Currently appliances such as microwave ovens, air conditioners, televisions, washing machines and refrigerators enjoy a BCD (Basic Customs Duty) rate of 10 per cent. To further elaborate the notion, these goods can also be imported as completely built units from ASEAN and SAFTA countries like Thailand and Japan at concessional rates of BCD ranging from 0-6 per cent. The practice has resulted in the erosion of the component supply base in India, since there was not enough domestic demand to be catered to by the component manufacturers and they could not reach economies of scale.
We are counting on the budget committee this time around to augment the BCD rate on ACE goods from 10 per cent to 20 per cent so as to discourage the import of these commodities and promote the idea of 'Make in India'. China has emerged as the World's largest producer and supplier of manufactured goods and components. China's scale of production is almost 7-10 times as compared to the level of production in the Indian market, they have also devalued their currency by almost 12 per cent in the last few months. The government of India previously increased the BCD rates within the automotive sector as well which further resulted in the increase of exports and global investment numbers.

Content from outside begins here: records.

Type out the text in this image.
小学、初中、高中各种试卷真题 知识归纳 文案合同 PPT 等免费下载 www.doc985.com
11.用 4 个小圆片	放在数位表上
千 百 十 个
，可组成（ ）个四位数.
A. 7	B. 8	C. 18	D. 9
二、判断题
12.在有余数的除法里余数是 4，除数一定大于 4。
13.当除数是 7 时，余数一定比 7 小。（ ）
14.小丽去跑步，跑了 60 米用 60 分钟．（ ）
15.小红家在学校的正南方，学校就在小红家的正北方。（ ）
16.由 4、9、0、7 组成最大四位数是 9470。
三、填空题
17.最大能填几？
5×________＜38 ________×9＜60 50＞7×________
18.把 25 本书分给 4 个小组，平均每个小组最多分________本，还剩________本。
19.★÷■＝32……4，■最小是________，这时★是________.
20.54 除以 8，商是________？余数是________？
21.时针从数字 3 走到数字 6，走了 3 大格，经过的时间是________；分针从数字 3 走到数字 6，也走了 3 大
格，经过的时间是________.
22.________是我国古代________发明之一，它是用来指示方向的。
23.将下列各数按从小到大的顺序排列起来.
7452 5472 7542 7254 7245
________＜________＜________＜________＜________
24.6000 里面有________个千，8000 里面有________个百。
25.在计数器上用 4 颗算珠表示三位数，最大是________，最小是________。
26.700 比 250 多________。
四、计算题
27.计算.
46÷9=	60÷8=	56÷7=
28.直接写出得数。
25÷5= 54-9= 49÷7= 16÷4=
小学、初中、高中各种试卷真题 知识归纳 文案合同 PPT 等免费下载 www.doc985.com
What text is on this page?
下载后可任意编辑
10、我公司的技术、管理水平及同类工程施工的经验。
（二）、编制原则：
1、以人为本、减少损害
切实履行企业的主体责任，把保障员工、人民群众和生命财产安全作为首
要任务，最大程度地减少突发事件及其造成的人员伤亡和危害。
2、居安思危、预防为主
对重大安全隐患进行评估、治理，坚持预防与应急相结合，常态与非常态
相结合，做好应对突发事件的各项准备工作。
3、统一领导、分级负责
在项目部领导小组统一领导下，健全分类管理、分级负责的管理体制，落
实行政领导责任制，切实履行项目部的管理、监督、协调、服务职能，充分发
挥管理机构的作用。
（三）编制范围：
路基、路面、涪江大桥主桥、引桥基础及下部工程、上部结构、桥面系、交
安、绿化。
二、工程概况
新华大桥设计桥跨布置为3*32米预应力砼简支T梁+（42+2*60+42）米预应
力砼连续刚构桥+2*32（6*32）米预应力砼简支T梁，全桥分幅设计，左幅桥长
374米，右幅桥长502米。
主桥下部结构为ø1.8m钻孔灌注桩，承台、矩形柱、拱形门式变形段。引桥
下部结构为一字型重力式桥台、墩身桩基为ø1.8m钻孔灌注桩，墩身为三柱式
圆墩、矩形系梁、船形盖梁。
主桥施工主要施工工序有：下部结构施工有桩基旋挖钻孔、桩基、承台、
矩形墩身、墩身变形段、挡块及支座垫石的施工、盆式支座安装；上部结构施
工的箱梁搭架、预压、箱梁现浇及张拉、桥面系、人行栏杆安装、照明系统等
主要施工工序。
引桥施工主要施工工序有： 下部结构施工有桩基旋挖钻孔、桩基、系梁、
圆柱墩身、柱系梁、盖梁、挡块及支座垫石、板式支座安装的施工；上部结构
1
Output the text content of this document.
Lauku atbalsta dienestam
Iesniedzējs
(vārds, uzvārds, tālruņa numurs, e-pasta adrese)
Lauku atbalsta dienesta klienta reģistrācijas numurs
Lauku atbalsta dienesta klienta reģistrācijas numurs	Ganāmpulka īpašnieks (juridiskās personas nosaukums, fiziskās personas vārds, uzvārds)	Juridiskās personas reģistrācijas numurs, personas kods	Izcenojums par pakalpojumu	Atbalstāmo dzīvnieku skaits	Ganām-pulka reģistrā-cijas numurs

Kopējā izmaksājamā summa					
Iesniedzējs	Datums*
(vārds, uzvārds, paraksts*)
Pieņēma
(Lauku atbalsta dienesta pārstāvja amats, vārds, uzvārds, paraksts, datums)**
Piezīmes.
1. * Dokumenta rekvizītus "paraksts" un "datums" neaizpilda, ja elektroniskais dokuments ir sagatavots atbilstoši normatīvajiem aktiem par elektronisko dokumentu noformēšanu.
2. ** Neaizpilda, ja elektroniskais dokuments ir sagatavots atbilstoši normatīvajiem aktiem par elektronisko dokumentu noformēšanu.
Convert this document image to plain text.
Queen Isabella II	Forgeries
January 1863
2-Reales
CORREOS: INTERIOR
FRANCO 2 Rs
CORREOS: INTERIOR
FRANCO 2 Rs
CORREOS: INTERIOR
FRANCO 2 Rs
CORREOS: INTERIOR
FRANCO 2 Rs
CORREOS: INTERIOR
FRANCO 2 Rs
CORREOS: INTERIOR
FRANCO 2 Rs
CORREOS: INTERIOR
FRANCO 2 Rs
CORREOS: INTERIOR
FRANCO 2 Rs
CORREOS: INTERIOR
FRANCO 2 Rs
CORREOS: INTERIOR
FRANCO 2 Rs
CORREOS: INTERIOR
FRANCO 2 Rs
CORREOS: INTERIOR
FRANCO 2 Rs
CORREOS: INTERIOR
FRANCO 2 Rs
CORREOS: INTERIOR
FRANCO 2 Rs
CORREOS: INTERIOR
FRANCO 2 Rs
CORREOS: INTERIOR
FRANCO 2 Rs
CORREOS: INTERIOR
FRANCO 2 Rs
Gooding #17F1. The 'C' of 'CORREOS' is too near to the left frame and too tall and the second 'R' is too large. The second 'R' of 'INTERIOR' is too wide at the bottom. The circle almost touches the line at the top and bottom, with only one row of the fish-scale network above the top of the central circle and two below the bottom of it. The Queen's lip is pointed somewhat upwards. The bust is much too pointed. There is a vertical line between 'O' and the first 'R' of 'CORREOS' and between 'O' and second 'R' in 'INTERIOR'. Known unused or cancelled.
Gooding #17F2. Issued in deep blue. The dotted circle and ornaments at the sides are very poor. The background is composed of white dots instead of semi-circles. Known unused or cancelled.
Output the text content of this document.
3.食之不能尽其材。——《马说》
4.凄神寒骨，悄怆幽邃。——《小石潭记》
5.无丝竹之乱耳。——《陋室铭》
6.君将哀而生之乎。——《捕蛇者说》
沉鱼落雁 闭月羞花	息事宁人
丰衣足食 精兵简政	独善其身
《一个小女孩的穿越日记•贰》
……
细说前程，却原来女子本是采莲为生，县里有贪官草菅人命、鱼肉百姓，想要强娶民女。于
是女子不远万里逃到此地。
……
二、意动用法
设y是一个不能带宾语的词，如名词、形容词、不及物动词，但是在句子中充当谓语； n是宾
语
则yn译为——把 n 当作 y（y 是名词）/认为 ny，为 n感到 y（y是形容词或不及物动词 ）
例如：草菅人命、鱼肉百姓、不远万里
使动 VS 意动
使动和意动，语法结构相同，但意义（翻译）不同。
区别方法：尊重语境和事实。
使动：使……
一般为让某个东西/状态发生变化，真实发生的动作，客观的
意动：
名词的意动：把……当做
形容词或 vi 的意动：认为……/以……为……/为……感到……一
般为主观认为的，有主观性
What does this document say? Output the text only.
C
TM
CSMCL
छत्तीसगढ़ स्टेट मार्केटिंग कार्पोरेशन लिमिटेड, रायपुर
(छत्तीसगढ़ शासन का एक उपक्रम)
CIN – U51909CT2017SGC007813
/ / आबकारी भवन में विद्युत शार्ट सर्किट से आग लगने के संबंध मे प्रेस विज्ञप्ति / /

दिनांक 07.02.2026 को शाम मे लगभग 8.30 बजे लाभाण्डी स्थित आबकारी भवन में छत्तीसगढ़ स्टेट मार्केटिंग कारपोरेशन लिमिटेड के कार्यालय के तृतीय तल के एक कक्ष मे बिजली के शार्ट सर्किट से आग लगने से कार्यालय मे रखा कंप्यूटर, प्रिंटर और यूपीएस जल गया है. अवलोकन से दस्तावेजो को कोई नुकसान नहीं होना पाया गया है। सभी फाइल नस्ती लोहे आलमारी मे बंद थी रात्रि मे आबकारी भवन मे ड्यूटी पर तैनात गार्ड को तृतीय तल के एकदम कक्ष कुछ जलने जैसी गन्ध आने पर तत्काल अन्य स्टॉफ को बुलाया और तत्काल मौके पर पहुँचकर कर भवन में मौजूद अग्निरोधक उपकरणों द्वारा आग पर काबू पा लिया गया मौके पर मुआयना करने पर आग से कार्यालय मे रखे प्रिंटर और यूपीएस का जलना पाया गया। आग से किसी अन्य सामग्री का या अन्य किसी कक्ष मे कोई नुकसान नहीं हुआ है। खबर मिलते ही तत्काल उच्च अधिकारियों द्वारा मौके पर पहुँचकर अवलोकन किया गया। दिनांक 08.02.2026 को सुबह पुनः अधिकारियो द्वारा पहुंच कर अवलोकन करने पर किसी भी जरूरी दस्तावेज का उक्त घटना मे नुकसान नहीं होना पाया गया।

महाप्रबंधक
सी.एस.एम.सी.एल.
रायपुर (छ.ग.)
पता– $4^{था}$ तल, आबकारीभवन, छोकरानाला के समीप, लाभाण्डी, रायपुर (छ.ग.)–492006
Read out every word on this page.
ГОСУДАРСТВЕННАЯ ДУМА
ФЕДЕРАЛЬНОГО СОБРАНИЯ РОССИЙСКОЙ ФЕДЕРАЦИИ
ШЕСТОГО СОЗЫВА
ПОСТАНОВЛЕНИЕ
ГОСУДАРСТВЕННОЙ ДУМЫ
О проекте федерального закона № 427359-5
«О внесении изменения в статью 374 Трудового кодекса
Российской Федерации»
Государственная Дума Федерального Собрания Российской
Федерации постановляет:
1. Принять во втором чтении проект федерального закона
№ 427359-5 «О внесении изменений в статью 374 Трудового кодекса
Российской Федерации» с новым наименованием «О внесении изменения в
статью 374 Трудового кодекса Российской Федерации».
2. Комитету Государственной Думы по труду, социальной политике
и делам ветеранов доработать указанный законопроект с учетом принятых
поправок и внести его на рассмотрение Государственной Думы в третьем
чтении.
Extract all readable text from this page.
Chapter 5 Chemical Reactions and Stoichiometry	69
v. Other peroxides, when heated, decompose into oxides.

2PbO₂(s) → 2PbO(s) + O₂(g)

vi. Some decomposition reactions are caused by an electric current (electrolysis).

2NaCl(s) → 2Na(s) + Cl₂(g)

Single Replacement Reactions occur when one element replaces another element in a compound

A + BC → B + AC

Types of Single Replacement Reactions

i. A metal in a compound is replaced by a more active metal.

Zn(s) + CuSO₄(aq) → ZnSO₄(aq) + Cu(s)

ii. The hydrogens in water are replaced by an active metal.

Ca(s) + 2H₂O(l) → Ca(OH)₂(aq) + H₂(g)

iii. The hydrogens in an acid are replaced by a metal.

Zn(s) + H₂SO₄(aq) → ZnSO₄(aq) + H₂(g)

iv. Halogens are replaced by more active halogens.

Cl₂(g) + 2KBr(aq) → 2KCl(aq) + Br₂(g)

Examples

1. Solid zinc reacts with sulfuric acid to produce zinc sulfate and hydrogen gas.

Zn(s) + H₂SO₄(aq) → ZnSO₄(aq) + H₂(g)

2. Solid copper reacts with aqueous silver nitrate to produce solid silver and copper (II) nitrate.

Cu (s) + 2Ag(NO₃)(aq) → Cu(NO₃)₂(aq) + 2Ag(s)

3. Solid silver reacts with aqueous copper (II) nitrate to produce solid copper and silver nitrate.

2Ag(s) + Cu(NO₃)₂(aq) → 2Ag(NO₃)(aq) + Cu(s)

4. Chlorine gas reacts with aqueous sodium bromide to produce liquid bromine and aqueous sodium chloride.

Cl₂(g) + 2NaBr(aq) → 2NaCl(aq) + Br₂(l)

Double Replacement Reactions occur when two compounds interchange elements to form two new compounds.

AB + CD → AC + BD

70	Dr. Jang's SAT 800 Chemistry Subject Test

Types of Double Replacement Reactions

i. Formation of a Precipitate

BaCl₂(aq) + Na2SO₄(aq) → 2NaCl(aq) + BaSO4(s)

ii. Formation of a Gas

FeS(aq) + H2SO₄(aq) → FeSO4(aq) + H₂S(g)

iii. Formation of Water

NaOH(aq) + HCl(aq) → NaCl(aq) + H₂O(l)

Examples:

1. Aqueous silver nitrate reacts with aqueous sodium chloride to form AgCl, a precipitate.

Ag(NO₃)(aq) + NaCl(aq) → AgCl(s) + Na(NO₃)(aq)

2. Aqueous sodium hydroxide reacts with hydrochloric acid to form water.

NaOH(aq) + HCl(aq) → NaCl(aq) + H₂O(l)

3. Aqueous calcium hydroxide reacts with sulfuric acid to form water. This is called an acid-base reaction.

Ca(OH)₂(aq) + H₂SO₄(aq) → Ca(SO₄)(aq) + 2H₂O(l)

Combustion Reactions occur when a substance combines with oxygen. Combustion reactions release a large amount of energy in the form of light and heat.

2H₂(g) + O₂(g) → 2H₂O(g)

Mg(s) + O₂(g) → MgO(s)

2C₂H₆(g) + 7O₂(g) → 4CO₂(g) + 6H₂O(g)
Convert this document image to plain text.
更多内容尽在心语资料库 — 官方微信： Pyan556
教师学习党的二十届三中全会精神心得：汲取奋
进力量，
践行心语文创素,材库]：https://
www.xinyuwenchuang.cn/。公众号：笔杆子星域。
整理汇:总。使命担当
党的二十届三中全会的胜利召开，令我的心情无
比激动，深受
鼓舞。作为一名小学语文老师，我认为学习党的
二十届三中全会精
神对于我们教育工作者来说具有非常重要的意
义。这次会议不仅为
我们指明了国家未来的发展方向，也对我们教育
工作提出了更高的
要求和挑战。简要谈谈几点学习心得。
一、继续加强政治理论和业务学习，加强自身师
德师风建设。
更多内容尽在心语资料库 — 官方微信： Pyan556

Lastly, we are counting on the government to formulate on its decision on the imposition of SAD (Special additional duty) on populated PCB's and mobile handsets alongside phased manufacturing. This will help in promoting local electronic manufacturing in the country, thereby achieving the government's objective of 'Make in India'. Although the timeline for imposing the duty needs to be calibrated, we expect the duty to be withdrawn for a period of one year as lot of investments have been made in the interim period.